Читаем Не уходи. XIX век: детективные новеллы и малоизвестные исторические детали полностью

— Способный очень. По рисунку средь нас один из лучших. Графиком стать мог отменным. Да вот потянуло его идти по классу медальерных искусств у Лялина. А на третий год обучения не пошел, уехал неожиданно заграницу.

— У него средства от родителей были?

— Какое, родителей самих не было — умерли давно от холеры, воспитывался у тетки. Бедный тогда — как мы все. А, заграница?.. Да мы сами тогда удивлялись.

— А он как говорил.

— Невнятно. Что родственник дальний объявился. Да мы и не больно допытывались.

Теперь уже твердой рукой он потянулся к графину.


У графа я оказался в итоге в двадцать минут одиннадцатого, встречен был очень любезно и с предложением выпить хорошего кофе.

Граф мне составил компанию, кофе — уже по запаху стало ясно — совершенно чудесного качества, а на столике, помимо салфеток и сахарницы, лежала большая лупа: так что я понял — удовольствие с делом можно вполне совмещать.

Граф сохранял отличное зрение, и без помощи лупы, взяв монету, сразу сказал:

— Испанский пистоль 1537 года. Первая чеканка, потом пистоль чеканили еще не одну сотню лет.

Он отложил монету, взял чашечку, предлагая жестом и мне.

И после первого небольшого глотка, смешливо сощурил глаза:

— Полагаю, впрочем, что эта чеканка из самых последних.

Я быстро рассказал про происхожденье монеты.

— Ну-с, посмотрим на нее повнимательнее, — граф отставил чашку и взял лупу.

— А подобную среди тех подделок вам не предлагали?

— Не было. Так-так... у меня есть такая в коллекции. По ней, и вообще я знаю, что у первых чеканок пистоля аверс — то есть главная сторона, и реверс — обратная, не вполне симметричны по осевой линии.

— Как бы с поворотом относительно друг друга?

— Именно. Незначительное очень расхождение, но оно есть — испанские чеканщики того времени не придавали ему большого значенья.

Он еще присмотрелся и сообщил:

— О-о, затертость на реверсе совсем современная. Еще: монеты эти делали строго по весу, и избыток убирали — вот как здесь, видишь, нет кусочка края. Это типично. Современный мастер данную особенность знал, но посмотри, как точно по линии сделано.

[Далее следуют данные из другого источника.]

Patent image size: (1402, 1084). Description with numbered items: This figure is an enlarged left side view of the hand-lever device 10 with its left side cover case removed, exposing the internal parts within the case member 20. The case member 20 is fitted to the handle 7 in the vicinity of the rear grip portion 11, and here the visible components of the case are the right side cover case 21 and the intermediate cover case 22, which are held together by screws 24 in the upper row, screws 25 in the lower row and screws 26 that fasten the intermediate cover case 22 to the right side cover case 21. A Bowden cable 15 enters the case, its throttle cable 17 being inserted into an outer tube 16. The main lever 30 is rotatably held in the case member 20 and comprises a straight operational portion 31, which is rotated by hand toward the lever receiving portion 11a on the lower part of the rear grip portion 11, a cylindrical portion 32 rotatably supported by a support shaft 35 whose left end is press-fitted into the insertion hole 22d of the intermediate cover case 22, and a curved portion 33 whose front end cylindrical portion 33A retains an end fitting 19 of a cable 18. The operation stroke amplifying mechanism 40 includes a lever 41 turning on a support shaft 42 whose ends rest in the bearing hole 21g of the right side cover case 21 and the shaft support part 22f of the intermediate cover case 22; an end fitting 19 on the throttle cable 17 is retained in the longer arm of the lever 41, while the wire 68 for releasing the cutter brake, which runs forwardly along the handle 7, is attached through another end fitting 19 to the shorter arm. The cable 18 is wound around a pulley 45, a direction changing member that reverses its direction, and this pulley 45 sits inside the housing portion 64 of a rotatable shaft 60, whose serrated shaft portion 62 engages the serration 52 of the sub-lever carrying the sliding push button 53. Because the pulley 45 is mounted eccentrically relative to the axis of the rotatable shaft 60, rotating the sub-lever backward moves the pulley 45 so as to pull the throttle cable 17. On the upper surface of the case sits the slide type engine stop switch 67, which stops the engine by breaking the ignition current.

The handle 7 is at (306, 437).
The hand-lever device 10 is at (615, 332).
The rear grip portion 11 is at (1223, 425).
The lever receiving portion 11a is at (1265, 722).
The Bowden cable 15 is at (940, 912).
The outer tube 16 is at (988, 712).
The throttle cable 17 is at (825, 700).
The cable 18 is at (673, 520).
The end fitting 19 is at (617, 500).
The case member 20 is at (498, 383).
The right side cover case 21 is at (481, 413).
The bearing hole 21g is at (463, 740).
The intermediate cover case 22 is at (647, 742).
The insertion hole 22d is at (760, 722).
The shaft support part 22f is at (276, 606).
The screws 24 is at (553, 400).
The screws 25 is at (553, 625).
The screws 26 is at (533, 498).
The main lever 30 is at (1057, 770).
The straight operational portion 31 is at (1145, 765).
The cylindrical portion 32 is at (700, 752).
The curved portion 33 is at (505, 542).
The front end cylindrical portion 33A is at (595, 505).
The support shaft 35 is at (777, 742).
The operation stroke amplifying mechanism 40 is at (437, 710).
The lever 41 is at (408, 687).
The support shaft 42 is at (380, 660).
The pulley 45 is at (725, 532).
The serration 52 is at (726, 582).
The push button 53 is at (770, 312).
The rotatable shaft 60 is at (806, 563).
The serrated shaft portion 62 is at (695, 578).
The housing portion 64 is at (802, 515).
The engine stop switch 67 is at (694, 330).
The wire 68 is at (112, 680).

— То есть заложено уже в саму форму отливки?

— Правильнее, в штемпель.

Я уже знал разницу: литье — заливка металла в форму, штемпель же выдавливает изображение — здесь тот же принцип, что у обычной печати; где-то в середине XVI века штемпель стали крепить на стержень винтового пресса, а с конца того века стал распространяться изобретенный Леонардо да Винчи способ конвейерной штамповки на роликовом механизме.

— Любопытно, за что же заплатил он всё-таки жизнью. И он ли автор других тех монет?.. Не исключено, Сережа, на поприще этом трудится не один.

— Этот художник по классу медальерных искусств у Лялина учился.

— У Александра Павловича? — удивился граф. — Хм, способный, следовательно, был молодой человек. Профессор Лялин большая фигура, Императорские заказы имел, в ученики его попасть могли только немногие.

Лакей подошел с маленьким серебряным подносом, на котором лежал белый конверт.

Конверт был уже сбоку разрезан, граф вынул из него небольшой листок.

Пробежал очень быстро... и с ироническим оттенком улыбка явилась на мгновение в его лице.

— Мой преемник — нынешний генерал-губернатор — дозволяет мне лекцию в Московском университете о Чаадаеве.

— Дядя говорил, вы были с ним очень близки. Имя его, из-за запретов всяких, окутано тайной.

— А ты, Сережа, читал его знаменитое философическое письмо?

— Читал. Среди студентов у нас ходил от руки переписанный текст. А вы ведь, как главный тогда цензор России, допустили эту публикацию в «Телескопе», хотя трудно угадать было последствия.

— Последствия?.. Ну, гнев Государя Императора меня тогда меньше всего остерегал, да и должен сказать — ко мне он очень благоволил. А вот общественная реакция беспокоила, и гнев с разных сторон оказался больше мной ожидаемого.

Философическое письмо Петра Яковлевича Чаадаева знала почти вся мыслящая Россия. Появилось письмо в 1836 году в журнале «Телескоп». Собственно говоря, название «Письмо» было наивной маскировкой — дескать, публикация воспроизводит всего лишь мысли, высказанные частным образом некой даме. Никто на это, что называется, не клюнул, и меньше всех Император Николай I, объявивший Чаадаева сумасшедшим.

А само «Философическое письмо» превратилось в постоянный предмет обсуждений и споров.